Divorce and Separation

What are the Most Common Responses of Young People to Separation or Divorce?

The effects of a break-up can appear at different times in young people. They may not process their feelings for some time or may not understand or believe what is happening or can react instantly to the divorce or separation.

Some of the most common behaviours of a young person involved can often include:

Guilty Responses such as:

  • Destructive behaviours
  • Self-blame or guilt
  • Self-destructive or self-harming behaviours
  • Superficially positive behaviours

Angry and Defiant Responses such as:

  • Impulsive and impatient behaviours
  • Anger at others
  • Oppositional, rebellious, defiant, or conduct problems
  • Breaking rules and testing limits
  • Anger at self
  • Early or increased sexual activity
  • Violent thoughts or behaviours

Despondent Responses such as:

  • Drug or alcohol use
  • Apathy, depression or failure to accept responsibility
  • Isolation and withdrawal
  • Suicidal thoughts or behaviours

Children will experience different emotions and display different behaviours when their parents divorce or separate. You can reduce the impact on children by ensuring you have good, continuing communication and honest responses to their questions.

Children may:

  • Be scared of becoming separated from one parent or the other
  • Feel loss because their place in the family and the family itself has changed
  • Talk about and create plans or situations to get their parents back together
  • May hide or deny their own feelings and so should be encouraged and allowed to express their feelings and frustrations too
  • Feel guilty - they may think if they had been better behaved or cleverer at school this would not have happened
  • Take on responsibility for their parent's divorce is a heavy load to carry. Ensure children are reassured and released of any guilt
  • Feel divided loyalties which lead to confusion and further guilt. Reassure them that you both feel it is important to still see and care for both parents equally
  • Bottle everything up and show no apparent emotion on the outside. They are likely to need help to express their feelings possibly through counselling or therapeutic intervention, otherwise they may show signs of depression later
  • Regress to even younger years emotionally - bed-wetting, thumb-sucking, difficult behaviours, sleeplessness and tantrums may all re-appear and are signs of worry and insecurity. This is especially so in younger children.

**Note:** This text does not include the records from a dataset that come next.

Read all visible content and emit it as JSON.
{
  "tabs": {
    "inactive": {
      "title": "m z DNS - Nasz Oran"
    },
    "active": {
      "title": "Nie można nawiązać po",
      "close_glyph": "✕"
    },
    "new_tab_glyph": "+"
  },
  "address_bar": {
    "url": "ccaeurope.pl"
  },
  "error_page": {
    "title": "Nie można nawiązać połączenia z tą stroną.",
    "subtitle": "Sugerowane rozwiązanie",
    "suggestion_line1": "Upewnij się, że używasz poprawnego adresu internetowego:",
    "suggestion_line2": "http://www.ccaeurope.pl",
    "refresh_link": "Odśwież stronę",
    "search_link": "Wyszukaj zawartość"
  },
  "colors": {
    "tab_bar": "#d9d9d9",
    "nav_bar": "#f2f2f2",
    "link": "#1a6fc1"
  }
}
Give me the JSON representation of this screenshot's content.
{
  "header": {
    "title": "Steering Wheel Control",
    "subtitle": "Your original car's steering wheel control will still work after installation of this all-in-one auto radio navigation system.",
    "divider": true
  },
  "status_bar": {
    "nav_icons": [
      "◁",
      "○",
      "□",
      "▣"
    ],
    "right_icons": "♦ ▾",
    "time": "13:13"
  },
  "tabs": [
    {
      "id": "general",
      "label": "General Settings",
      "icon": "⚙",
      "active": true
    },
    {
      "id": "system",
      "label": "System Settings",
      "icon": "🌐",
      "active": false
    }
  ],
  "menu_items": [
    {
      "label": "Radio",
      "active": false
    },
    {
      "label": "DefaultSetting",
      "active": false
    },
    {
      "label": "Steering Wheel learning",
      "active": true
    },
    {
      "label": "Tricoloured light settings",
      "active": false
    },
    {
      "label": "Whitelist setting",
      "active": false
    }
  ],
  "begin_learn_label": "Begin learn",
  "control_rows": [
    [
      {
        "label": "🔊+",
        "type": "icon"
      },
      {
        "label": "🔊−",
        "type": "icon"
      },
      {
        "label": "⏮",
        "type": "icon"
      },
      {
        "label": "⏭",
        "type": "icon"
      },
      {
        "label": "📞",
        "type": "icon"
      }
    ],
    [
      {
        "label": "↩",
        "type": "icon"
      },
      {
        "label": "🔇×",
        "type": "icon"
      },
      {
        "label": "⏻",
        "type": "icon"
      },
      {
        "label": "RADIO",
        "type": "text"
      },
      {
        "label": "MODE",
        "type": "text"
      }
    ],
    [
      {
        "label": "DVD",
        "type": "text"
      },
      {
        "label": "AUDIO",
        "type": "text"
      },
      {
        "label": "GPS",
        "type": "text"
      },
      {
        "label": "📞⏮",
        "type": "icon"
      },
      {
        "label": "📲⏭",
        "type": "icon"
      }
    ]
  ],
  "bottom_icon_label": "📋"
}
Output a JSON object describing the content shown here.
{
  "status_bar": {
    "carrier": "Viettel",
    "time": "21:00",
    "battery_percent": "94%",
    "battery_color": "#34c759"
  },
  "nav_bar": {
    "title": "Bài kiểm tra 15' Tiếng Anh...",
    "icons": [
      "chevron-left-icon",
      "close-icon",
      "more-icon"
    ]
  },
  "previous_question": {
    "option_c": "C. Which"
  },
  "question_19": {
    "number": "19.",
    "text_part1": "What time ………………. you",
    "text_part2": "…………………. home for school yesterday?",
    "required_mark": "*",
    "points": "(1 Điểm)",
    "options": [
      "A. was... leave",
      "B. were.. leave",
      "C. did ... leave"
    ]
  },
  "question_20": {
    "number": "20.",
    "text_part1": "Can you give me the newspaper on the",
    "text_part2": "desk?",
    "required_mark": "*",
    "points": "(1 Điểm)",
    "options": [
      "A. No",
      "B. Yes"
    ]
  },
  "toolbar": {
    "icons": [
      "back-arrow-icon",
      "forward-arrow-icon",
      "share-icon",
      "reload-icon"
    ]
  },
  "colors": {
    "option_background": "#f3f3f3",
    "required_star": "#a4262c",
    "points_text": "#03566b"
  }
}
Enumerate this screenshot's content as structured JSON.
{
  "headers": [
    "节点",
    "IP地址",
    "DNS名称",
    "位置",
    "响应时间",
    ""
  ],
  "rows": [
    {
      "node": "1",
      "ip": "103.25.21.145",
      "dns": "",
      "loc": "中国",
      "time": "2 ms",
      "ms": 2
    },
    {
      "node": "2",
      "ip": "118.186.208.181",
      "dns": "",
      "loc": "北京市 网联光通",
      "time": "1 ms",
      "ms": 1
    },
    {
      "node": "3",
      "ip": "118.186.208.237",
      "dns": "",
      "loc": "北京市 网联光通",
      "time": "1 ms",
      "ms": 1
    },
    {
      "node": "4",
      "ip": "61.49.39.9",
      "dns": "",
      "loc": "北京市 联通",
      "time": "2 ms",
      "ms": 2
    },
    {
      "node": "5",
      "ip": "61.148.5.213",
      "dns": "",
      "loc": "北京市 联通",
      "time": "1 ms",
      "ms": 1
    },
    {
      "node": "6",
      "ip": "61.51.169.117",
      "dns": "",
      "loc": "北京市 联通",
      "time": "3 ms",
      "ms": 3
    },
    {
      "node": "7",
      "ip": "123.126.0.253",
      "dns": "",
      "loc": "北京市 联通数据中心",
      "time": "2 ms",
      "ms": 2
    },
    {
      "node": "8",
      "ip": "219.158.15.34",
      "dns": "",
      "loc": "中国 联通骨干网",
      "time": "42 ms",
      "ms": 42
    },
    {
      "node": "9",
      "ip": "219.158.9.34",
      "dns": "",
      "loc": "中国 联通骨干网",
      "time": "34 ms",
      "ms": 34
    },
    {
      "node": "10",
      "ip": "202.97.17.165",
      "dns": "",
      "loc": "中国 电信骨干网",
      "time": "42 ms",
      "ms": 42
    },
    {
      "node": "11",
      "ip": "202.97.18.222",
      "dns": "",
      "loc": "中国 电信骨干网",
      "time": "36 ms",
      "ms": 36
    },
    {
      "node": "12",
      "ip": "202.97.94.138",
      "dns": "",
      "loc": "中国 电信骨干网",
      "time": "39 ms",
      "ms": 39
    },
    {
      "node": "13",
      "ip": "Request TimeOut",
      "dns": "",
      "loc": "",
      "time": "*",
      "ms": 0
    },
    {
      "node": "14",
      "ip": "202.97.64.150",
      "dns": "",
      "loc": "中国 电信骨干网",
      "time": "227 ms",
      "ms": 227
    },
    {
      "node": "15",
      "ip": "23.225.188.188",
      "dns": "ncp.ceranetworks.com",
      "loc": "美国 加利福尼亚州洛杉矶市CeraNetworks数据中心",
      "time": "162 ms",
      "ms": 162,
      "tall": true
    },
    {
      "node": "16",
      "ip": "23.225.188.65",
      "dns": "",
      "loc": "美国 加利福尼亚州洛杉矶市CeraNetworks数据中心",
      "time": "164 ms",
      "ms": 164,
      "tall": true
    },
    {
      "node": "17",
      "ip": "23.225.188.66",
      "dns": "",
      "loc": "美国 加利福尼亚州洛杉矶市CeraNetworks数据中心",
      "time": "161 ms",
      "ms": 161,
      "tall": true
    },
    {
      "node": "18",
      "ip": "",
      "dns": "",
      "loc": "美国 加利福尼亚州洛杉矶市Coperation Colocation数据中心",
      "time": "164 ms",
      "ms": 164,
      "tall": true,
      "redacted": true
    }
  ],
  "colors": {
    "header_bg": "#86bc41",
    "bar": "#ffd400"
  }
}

It is Important to note that:

  • Children between six and nine are very vulnerable. They are still very dependent on the security of mummy and daddy. They can frequently react with anger, lack concentration or experience problems at school. It is important to address difficulties straight away to avoid more deep seated problems later.
  • Some older children may express a preference for which parent they would like to live with, others may continue to be torn apart by the decision. They may react to the divorce with anger, grief or depression and it is common for behaviour to become more challenging and for performance at school to deteriorate. It will be important to consider counselling or family therapy together with individual therapy in order to help children to accept the situation.
  • Parents should never criticise an ex-partner in front of their child. It can be tempting, but is very unfair. Children know they are part of both parents and they may feel they are as 'bad' as the 'ex' is. Never say in anger 'you are just like your father/mother'. A child may associate that with your rejection of each other and feel they are also going to be rejected by you.